The revenue of Deltagon Oy is estimated to be approximately EUR 4.7 million in 2020. Operating profit adjusted for calculatory intra-group service charges is estimated to be approximately EUR 2.5 million. The company has no debt apart from customary accounts payable and deferred liabilities items.

Deltagon’s business is primarily subscription-based, creating stable free cashflow. Because of the relatively small capitalization base, the free cashflow correlates closely with operating profit.

Deltagon’s revenue has grown steadily over the long term. The average growth for the past seven years has been 16 percent per annum, and the growth is expected to continue robustly.

Deltagon sells its solutions primarily through its partner network, which currently generates most of the revenue growth. Deltagon has more than 1,800 customers and several million end users globally. Deltagon has offices in Finland, Sweden, and Norway. The company has 26 employees.

A good strategic fit, synergy benefits, and increasing shareholder value

The Deltagon acquisition complements SSH’s product and services portfolio and creates synergies in product development, developing future quantum resistance, and leveraging international sales and marketing channels.

SSH is an international software and solution provider and Kyberleijona Oy is its subsidiary that helps secure national interests with both software and services according to the needs of the public sector.
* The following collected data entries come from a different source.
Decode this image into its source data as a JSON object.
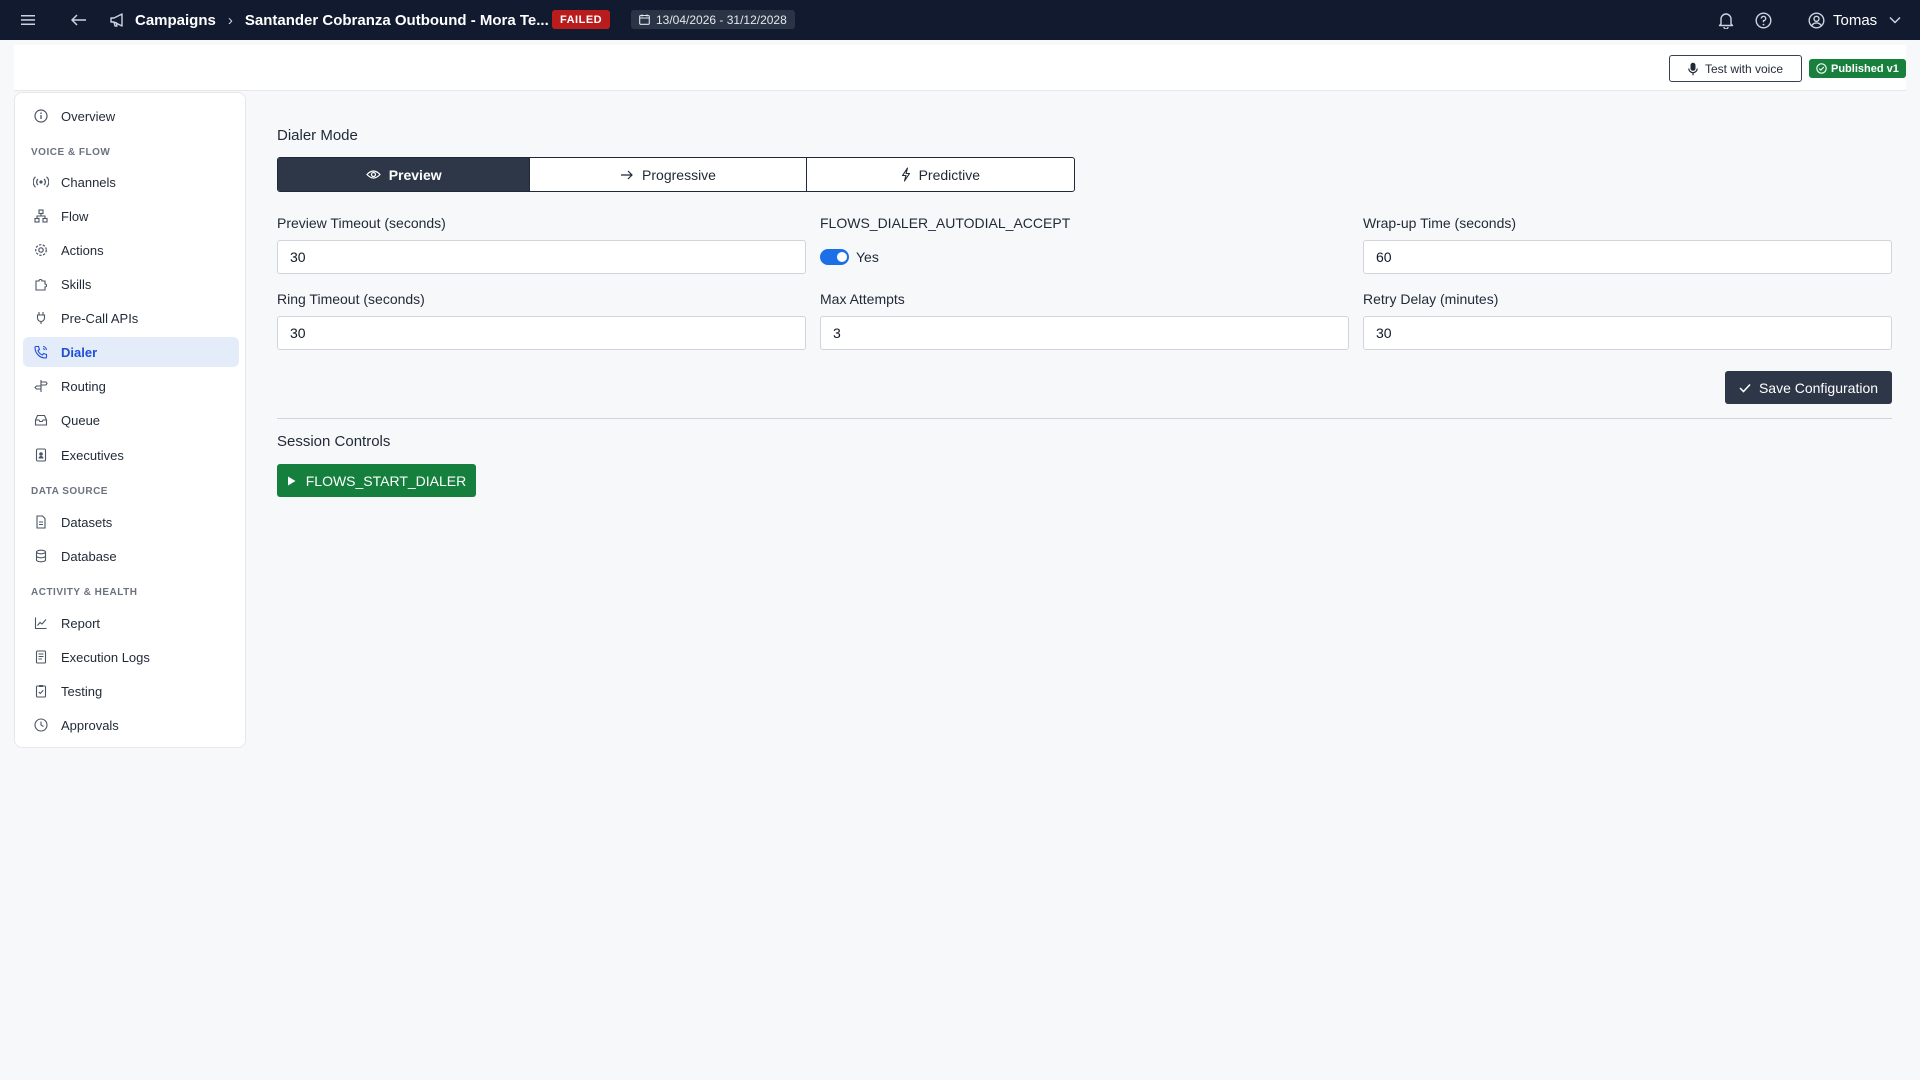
{
  "topbar": {
    "menu_icon": "hamburger-icon",
    "back_icon": "arrow-left-icon",
    "crumb_icon": "megaphone-icon",
    "breadcrumb_root": "Campaigns",
    "breadcrumb_sep": "›",
    "breadcrumb_current": "Santander Cobranza Outbound - Mora Te...",
    "status": "FAILED",
    "date_range": "13/04/2026 - 31/12/2028",
    "user_name": "Tomas"
  },
  "subheader": {
    "test_voice_label": "Test with voice",
    "published_label": "Published v1"
  },
  "sidebar": {
    "overview": "Overview",
    "section_voice": "VOICE & FLOW",
    "items_voice": [
      {
        "label": "Channels",
        "icon": "radio-signal-icon"
      },
      {
        "label": "Flow",
        "icon": "flow-icon"
      },
      {
        "label": "Actions",
        "icon": "gear-icon"
      },
      {
        "label": "Skills",
        "icon": "puzzle-icon"
      },
      {
        "label": "Pre-Call APIs",
        "icon": "plug-icon"
      },
      {
        "label": "Dialer",
        "icon": "phone-icon"
      },
      {
        "label": "Routing",
        "icon": "signpost-icon"
      },
      {
        "label": "Queue",
        "icon": "inbox-icon"
      },
      {
        "label": "Executives",
        "icon": "badge-icon"
      }
    ],
    "section_data": "DATA SOURCE",
    "items_data": [
      {
        "label": "Datasets",
        "icon": "file-icon"
      },
      {
        "label": "Database",
        "icon": "database-icon"
      }
    ],
    "section_activity": "ACTIVITY & HEALTH",
    "items_activity": [
      {
        "label": "Report",
        "icon": "chart-line-icon"
      },
      {
        "label": "Execution Logs",
        "icon": "log-icon"
      },
      {
        "label": "Testing",
        "icon": "clipboard-check-icon"
      },
      {
        "label": "Approvals",
        "icon": "clock-icon"
      }
    ]
  },
  "dialer": {
    "mode_label": "Dialer Mode",
    "modes": [
      "Preview",
      "Progressive",
      "Predictive"
    ],
    "active_mode": "Preview",
    "preview_timeout_label": "Preview Timeout (seconds)",
    "preview_timeout": "30",
    "autodial_label": "FLOWS_DIALER_AUTODIAL_ACCEPT",
    "autodial_value": "Yes",
    "wrapup_label": "Wrap-up Time (seconds)",
    "wrapup": "60",
    "ring_timeout_label": "Ring Timeout (seconds)",
    "ring_timeout": "30",
    "max_attempts_label": "Max Attempts",
    "max_attempts": "3",
    "retry_delay_label": "Retry Delay (minutes)",
    "retry_delay": "30",
    "save_label": "Save Configuration",
    "session_label": "Session Controls",
    "start_label": "FLOWS_START_DIALER"
  },
  "colors": {
    "topbar_bg": "#111a2e",
    "accent": "#1d4ed8",
    "failed": "#b91c1c",
    "published": "#16803c",
    "start": "#15803d",
    "dark_button": "#2d3748"
  }
}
The acquisition strengthens SSH’s position as a provider of critical security solutions to the public sector and helps make SSH a strong key player in providing total solutions for secure communications from email communications and file sharing all the way to super-secure quantum-proof NQX network encryption.

With the acquisition, the SSH group gains new, profitably growing business with a strong position in the domestic messaging security market, new international business, and a wide customer base.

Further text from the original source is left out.